Тот день начался с того, что я нашел у Кирилла в комнате в ящике стола — очень хотелось курить, я искал сигареты — маленькую книжечку в кожаном переплете с запором. Заинтересовался, открыл: ключик лежал рядом. Это оказался дневник, начатый Кириллом несколько месяцев назад. Я пробежал по диагонали страниц двадцать, исписанных крупным и жидким, полудетским почерком, — было неловко, но я сказал себе, что с позиций воспитателя имею абсолютное право. Много было ерунды, описание футбольной встречи с другой школой, рассуждения о какой-то научно-фантастической книге современного автора, по-видимому, порядочной гадости, взаимоотношения с неким А. и некоей О., описанные многословно и туманно, с многоточиями, и затем запись о праздновании собственного дня рождения. Накануне — подробнейшие прогнозы насчет того, кто что подарит. Эта страсть к получению подарков, которую Кирилл демонстрировал с такой замечательной искренностью и прямотой, — началась в младенчестве и продолжается до сих пор — всегда меня коробила, но все же я к ней привык. Не новость. То же самое было у Риты. «Посмотрим, на что расшибется папа. Еще летом обещал мне маг, ну не „Грундиг“ конечно, на это его не хватит, но хотя бы „Комету“. У Серого „Комета“ работает клево, так что я буду вполне satisfied». Развязный тон слегка задел, но я проглотил, читал дальше. Действительно, я подарил парню «Комету». Причем, помню, предвкушал впечатление, какое произведет подарок. Я-то был уверен, что для него это сюрприз, летнее обещание совершенно из меня выветрилось, но он все помнил железно. То-то я удивился: хоть и благодарил, но как-то спокойно, без восторга.

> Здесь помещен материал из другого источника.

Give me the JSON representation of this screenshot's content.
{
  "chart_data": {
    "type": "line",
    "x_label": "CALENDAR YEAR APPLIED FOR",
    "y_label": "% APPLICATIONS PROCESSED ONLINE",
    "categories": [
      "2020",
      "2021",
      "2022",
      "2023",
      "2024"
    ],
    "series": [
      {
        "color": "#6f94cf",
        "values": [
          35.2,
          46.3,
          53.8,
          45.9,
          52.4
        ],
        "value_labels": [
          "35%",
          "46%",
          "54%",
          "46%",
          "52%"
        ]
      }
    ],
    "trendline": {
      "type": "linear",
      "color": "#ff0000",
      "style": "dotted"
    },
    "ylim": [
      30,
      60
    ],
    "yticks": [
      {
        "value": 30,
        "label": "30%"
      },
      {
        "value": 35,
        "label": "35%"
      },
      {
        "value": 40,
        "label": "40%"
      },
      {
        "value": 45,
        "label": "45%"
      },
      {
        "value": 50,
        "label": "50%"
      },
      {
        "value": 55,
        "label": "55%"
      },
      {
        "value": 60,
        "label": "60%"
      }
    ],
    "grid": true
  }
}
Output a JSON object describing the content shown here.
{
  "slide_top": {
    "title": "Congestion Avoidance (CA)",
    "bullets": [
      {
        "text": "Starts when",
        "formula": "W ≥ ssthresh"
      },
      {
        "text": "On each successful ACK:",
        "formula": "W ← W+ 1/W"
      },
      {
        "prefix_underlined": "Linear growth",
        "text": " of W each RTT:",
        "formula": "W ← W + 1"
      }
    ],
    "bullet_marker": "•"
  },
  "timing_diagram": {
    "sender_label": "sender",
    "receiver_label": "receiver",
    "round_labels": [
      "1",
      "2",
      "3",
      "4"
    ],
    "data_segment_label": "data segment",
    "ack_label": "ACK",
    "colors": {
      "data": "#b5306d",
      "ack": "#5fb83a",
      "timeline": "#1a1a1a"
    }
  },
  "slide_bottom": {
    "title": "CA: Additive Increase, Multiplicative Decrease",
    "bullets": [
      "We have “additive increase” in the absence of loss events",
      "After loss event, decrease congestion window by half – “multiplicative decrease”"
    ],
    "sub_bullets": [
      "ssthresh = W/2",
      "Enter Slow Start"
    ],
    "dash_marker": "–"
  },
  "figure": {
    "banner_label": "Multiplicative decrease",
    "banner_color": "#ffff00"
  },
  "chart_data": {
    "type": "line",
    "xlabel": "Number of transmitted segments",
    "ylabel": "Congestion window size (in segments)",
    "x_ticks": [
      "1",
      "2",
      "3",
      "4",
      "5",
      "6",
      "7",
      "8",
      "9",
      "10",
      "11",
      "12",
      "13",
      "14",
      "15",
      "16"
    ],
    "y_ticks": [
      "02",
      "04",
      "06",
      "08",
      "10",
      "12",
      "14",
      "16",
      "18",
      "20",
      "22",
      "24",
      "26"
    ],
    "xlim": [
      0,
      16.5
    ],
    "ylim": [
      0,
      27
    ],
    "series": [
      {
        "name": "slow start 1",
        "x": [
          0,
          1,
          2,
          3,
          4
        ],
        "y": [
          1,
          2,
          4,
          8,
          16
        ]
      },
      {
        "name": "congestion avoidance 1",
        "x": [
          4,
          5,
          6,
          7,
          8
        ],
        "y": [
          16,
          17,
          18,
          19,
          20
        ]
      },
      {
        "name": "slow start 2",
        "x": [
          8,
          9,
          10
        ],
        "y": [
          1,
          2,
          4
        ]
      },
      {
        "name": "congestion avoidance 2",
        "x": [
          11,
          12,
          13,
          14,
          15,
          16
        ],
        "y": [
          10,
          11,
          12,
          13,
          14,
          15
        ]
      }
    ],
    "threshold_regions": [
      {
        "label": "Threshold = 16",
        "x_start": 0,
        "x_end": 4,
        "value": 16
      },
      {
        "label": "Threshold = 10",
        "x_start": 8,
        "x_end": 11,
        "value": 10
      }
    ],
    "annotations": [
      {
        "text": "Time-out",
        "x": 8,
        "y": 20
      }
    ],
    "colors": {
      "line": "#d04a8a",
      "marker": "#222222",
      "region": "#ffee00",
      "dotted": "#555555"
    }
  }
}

Допекла меня другая запись: «Приходила кикимора и принесла какой-то жалкий альбомчик для открыток и набор красок. Рубля на три все вместе. Недаром мама говорит, что старые девы отличаются подозрительностью и жадностью…» Это было сказано о моей сестре и его тетке Наташе. Если 6 Наташка прочла — брр! Я содрогнулся. Мне захотелось вырвать страницу, чтоб этого страшного никогда не случилось. Но остановился: страница могла понадобиться. В бедной Наташкиной памяти остались наши дни рождения, когда альбом для открыток и краски считались ценностью. Нет, возмутило не то, не торгашеская — в рублях — оценка, а хладнокровное лицемерие. Ведь он, подлец, тетку благодарил, даже чмокнул в щеку, улыбался приветливо и задавал, как нежный племянник, вопросы: «А что у тебя на работе? А когда ты будешь отдыхать?» И в тот же вечер: кикимора…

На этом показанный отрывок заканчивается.